### Probabilistic model
Naive Bayes models the conditional probability of classes $C_k$, given an instance represented by a feature vector $x=(x_1, \dots, x_n)$, as 
\begin{align}
p(C_k \mid x) = \frac{p(x \mid C_k) p(C_k)}{p(x)}.
\end{align}
The most important feature of the Naive Bayes model is that it assumes that all features are mutually independent conditional on the category $C_k$, e.g., 
\begin{align}
p(x_i \mid x_1, \dots, x_{i-1}, x_{i+1}, \dots, x_n, C_k) = p(x_i \mid C_k)
\end{align}

### Naive Bayes classifier
The Naive Bayes classifier is based on the MAP (maximum a posteriori) estimate, i.e., given a feature vector $x$, we predict it being of the class
\begin{align}
\hat{y} = \text{argmax}_{k \in [K]} p(C_k) \prod_{i=1}^n p(x_i \mid C_k),
\end{align}
or equivalently (for computational reasons)
\begin{align}
\hat{y} = \text{argmax}_{k \in [K]} \left[ \log \left( p(C_k) \right) + \sum_{i=1}^n \log \left( p(x_i \mid C_k \right) \right].
\end{align}

#### Modeling  the conditional probabilities
One can choose any model for the conditional probabilities $p(x_i \mid C_k)$, e.g., Gaussian, Bernoulli, Multinomial, etc.
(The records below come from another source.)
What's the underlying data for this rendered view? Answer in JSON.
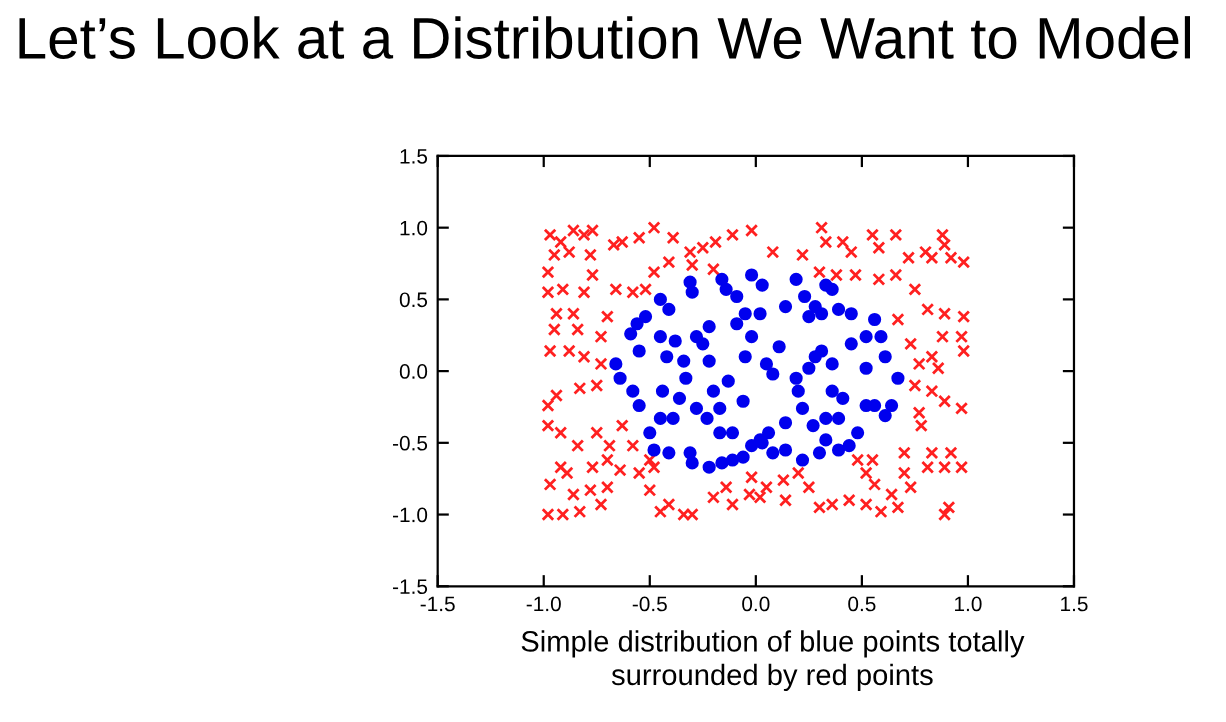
{
  "chart_data": {
    "type": "scatter",
    "title": "Let’s Look at a Distribution We Want to Model",
    "annotations": [
      "Simple distribution of blue points totally\nsurrounded by red points"
    ],
    "xlim": [
      -1.5,
      1.5
    ],
    "ylim": [
      -1.5,
      1.5
    ],
    "xticks": [
      {
        "value": -1.5,
        "label": "-1.5"
      },
      {
        "value": -1.0,
        "label": "-1.0"
      },
      {
        "value": -0.5,
        "label": "-0.5"
      },
      {
        "value": 0,
        "label": "0.0"
      },
      {
        "value": 0.5,
        "label": "0.5"
      },
      {
        "value": 1.0,
        "label": "1.0"
      },
      {
        "value": 1.5,
        "label": "1.5"
      }
    ],
    "yticks": [
      {
        "value": -1.5,
        "label": "-1.5"
      },
      {
        "value": -1.0,
        "label": "-1.0"
      },
      {
        "value": -0.5,
        "label": "-0.5"
      },
      {
        "value": 0,
        "label": "0.0"
      },
      {
        "value": 0.5,
        "label": "0.5"
      },
      {
        "value": 1.0,
        "label": "1.0"
      },
      {
        "value": 1.5,
        "label": "1.5"
      }
    ],
    "grid": false,
    "series": [
      {
        "color": "#ff2020",
        "marker": "cross",
        "x": [
          -0.97,
          -0.92,
          -0.86,
          -0.81,
          -0.77,
          -0.95,
          -0.88,
          -0.78,
          -0.67,
          -0.63,
          -0.55,
          -0.48,
          -0.39,
          -0.31,
          -0.25,
          -0.19,
          -0.11,
          -0.2,
          -0.41,
          -0.3,
          -0.02,
          0.08,
          0.22,
          0.31,
          0.33,
          0.41,
          0.45,
          0.55,
          0.58,
          0.66,
          0.72,
          0.8,
          0.88,
          0.89,
          0.92,
          0.98,
          0.83,
          0.3,
          0.38,
          0.47,
          0.58,
          0.66,
          0.75,
          0.81,
          0.89,
          0.98,
          0.88,
          0.97,
          0.98,
          0.83,
          0.86,
          0.77,
          0.73,
          0.67,
          0.75,
          0.83,
          0.89,
          0.97,
          0.77,
          0.78,
          0.83,
          0.92,
          0.97,
          0.89,
          0.81,
          0.7,
          0.7,
          0.73,
          0.67,
          0.91,
          0.89,
          0.64,
          0.56,
          0.52,
          0.55,
          0.48,
          0.59,
          0.52,
          0.44,
          0.36,
          0.3,
          0.25,
          0.14,
          0.13,
          0.05,
          -0.02,
          -0.03,
          -0.11,
          -0.14,
          -0.2,
          -0.3,
          -0.34,
          -0.41,
          -0.45,
          -0.5,
          -0.55,
          -0.48,
          -0.64,
          -0.7,
          -0.73,
          -0.78,
          -0.86,
          -0.92,
          -0.89,
          -0.97,
          -0.98,
          -0.91,
          -0.83,
          -0.77,
          -0.7,
          -0.84,
          -0.92,
          -0.98,
          -0.98,
          -0.94,
          -0.83,
          -0.75,
          -0.73,
          -0.81,
          -0.88,
          -0.97,
          -0.95,
          -0.84,
          -0.73,
          -0.7,
          -0.94,
          -0.86,
          -0.98,
          -0.91,
          -0.81,
          -0.66,
          -0.58,
          -0.52,
          -0.48,
          -0.98,
          -0.77,
          -0.69,
          -0.63,
          -0.75,
          0.2,
          -0.58,
          -0.5,
          0.02
        ],
        "values": [
          0.95,
          0.9,
          0.98,
          0.95,
          0.98,
          0.81,
          0.83,
          0.81,
          0.88,
          0.9,
          0.93,
          1.0,
          0.93,
          0.83,
          0.86,
          0.9,
          0.95,
          0.71,
          0.76,
          0.74,
          0.98,
          0.83,
          0.81,
          1.0,
          0.9,
          0.9,
          0.83,
          0.95,
          0.86,
          0.95,
          0.79,
          0.83,
          0.95,
          0.88,
          0.79,
          0.76,
          0.79,
          0.69,
          0.67,
          0.67,
          0.64,
          0.67,
          0.57,
          0.43,
          0.4,
          0.38,
          0.24,
          0.24,
          0.14,
          0.1,
          0.02,
          0.05,
          0.19,
          0.36,
          -0.1,
          -0.14,
          -0.21,
          -0.26,
          -0.29,
          -0.38,
          -0.57,
          -0.57,
          -0.67,
          -0.67,
          -0.67,
          -0.57,
          -0.71,
          -0.81,
          -0.95,
          -0.95,
          -1.0,
          -0.86,
          -0.79,
          -0.71,
          -0.62,
          -0.62,
          -0.98,
          -0.93,
          -0.9,
          -0.93,
          -0.95,
          -0.81,
          -0.9,
          -0.76,
          -0.81,
          -0.74,
          -0.86,
          -0.93,
          -0.81,
          -0.88,
          -1.0,
          -1.0,
          -0.93,
          -0.98,
          -0.83,
          -0.71,
          -0.67,
          -0.69,
          -0.81,
          -0.93,
          -0.83,
          -0.86,
          -0.67,
          -0.71,
          -0.79,
          -1.0,
          -1.0,
          -0.98,
          -0.67,
          -0.62,
          -0.52,
          -0.43,
          -0.38,
          -0.24,
          -0.17,
          -0.12,
          -0.1,
          0.05,
          0.1,
          0.14,
          0.14,
          0.29,
          0.29,
          0.24,
          0.38,
          0.4,
          0.4,
          0.55,
          0.57,
          0.55,
          0.57,
          0.55,
          0.57,
          0.69,
          0.69,
          0.67,
          -0.52,
          -0.38,
          -0.43,
          -0.71,
          -0.52,
          -0.62,
          -0.88
        ]
      },
      {
        "color": "#0000ee",
        "marker": "circle",
        "x": [
          -0.45,
          -0.41,
          -0.31,
          -0.3,
          -0.16,
          -0.14,
          -0.09,
          -0.02,
          0.03,
          -0.05,
          0.02,
          0.19,
          0.23,
          0.28,
          0.33,
          0.36,
          0.31,
          0.39,
          0.45,
          0.52,
          0.56,
          0.59,
          0.61,
          0.67,
          0.64,
          0.61,
          0.52,
          0.48,
          0.44,
          0.39,
          0.33,
          0.3,
          0.22,
          0.14,
          0.08,
          0.03,
          -0.02,
          -0.06,
          -0.11,
          -0.16,
          -0.22,
          -0.3,
          -0.31,
          -0.41,
          -0.48,
          -0.5,
          -0.55,
          -0.58,
          -0.66,
          -0.64,
          -0.59,
          -0.55,
          -0.56,
          -0.52,
          -0.45,
          -0.42,
          -0.38,
          -0.34,
          -0.33,
          -0.28,
          -0.25,
          -0.22,
          -0.22,
          -0.2,
          -0.17,
          -0.13,
          -0.06,
          -0.05,
          -0.02,
          0.05,
          0.08,
          0.11,
          0.19,
          0.2,
          0.22,
          0.25,
          0.28,
          0.31,
          0.36,
          0.36,
          0.41,
          0.45,
          0.52,
          0.56,
          0.39,
          0.33,
          0.27,
          0.14,
          0.06,
          0.02,
          -0.11,
          -0.17,
          -0.23,
          -0.28,
          -0.36,
          -0.44,
          -0.45,
          -0.39,
          -0.09,
          0.14,
          0.25
        ],
        "values": [
          0.5,
          0.43,
          0.62,
          0.55,
          0.64,
          0.57,
          0.52,
          0.67,
          0.6,
          0.4,
          0.4,
          0.64,
          0.52,
          0.45,
          0.6,
          0.57,
          0.4,
          0.43,
          0.4,
          0.24,
          0.36,
          0.24,
          0.1,
          -0.05,
          -0.24,
          -0.31,
          -0.24,
          -0.43,
          -0.52,
          -0.55,
          -0.48,
          -0.57,
          -0.62,
          -0.55,
          -0.57,
          -0.5,
          -0.52,
          -0.6,
          -0.62,
          -0.64,
          -0.67,
          -0.64,
          -0.57,
          -0.57,
          -0.55,
          -0.43,
          -0.24,
          -0.14,
          0.05,
          -0.05,
          0.26,
          0.14,
          0.33,
          0.38,
          0.24,
          0.1,
          0.21,
          0.07,
          -0.05,
          0.24,
          0.19,
          0.31,
          0.07,
          -0.14,
          -0.26,
          -0.07,
          -0.21,
          0.1,
          0.24,
          0.05,
          -0.02,
          0.17,
          -0.05,
          -0.14,
          -0.26,
          0.02,
          0.1,
          0.14,
          0.05,
          -0.14,
          -0.19,
          0.19,
          0.02,
          -0.24,
          -0.33,
          -0.33,
          -0.38,
          -0.36,
          -0.43,
          -0.48,
          -0.43,
          -0.43,
          -0.33,
          -0.26,
          -0.19,
          -0.14,
          -0.33,
          -0.33,
          0.33,
          0.45,
          0.38
        ]
      }
    ]
  }
}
Note that the Naive Bayes classifier can easily handle mixtures of categorical and real-valued features.

In [12]:
import numpy as np
import matplotlib.pyplot as plt
%matplotlib inline

In [13]:
class naive_bayes:
    def __init__(self, class_prior, features, n_classes):
        self.class_prior = class_prior
        self.features = features
        self.n_classes = n_classes
        
        _init_weights()
        
    def _init_weights(self):
        self.weights = []
        
        for i, feature in enumerate(self.features):
            if feature == 'gaussian':
                self.weights.append((self._random_normal(), self._random_normal()))
            
            elif feature == 'bernoulli':
                self.weights.append((self._random_uniform()))
     
    @staticmethod
    def _random_normal(loc_in=0.0, scale_in=1.0, size_in=None):
        if size_in is None:
            size_in = self.n_classes
        
        return np.random.normal(loc=loc_in, scale=scale_in, size=size_in)
    
    @staticmethod
    def _random_uniform(low_in=0.0, high_in=1.0, size_in=None):
        if size_in is None:
            size_in = self.n_classes
        
        return np.random.uniform(low=low_in, high=high_in, size=size_in)
        
    def _log_probability(self, feature, class_index, feature_index):
        if self.features[feature_index] == 'gaussian':
            return - (1/2)*np.log(2*np.pi*self.weights[feature_index][1]**2) \
                   - (feature-self.weights[feature_index][0])**2/(2*self.weights[feature_index][1]**2)
        
        elif self.features[feature_index] == 'bernoulli':
            if feature == 0:
                return np.log(1-self.weights[feature_index])
            else:
                return np.log(self.weights[feature_index])
        
    def prediction(self, X):
        for x in X:
            predictions = []
            for i in range(self.n_classes):
                sum_of_logs = 0.0
                for j, _ in enumerate(self.features):
                    sum_of_logs += self._log_probability(x[j], i, j)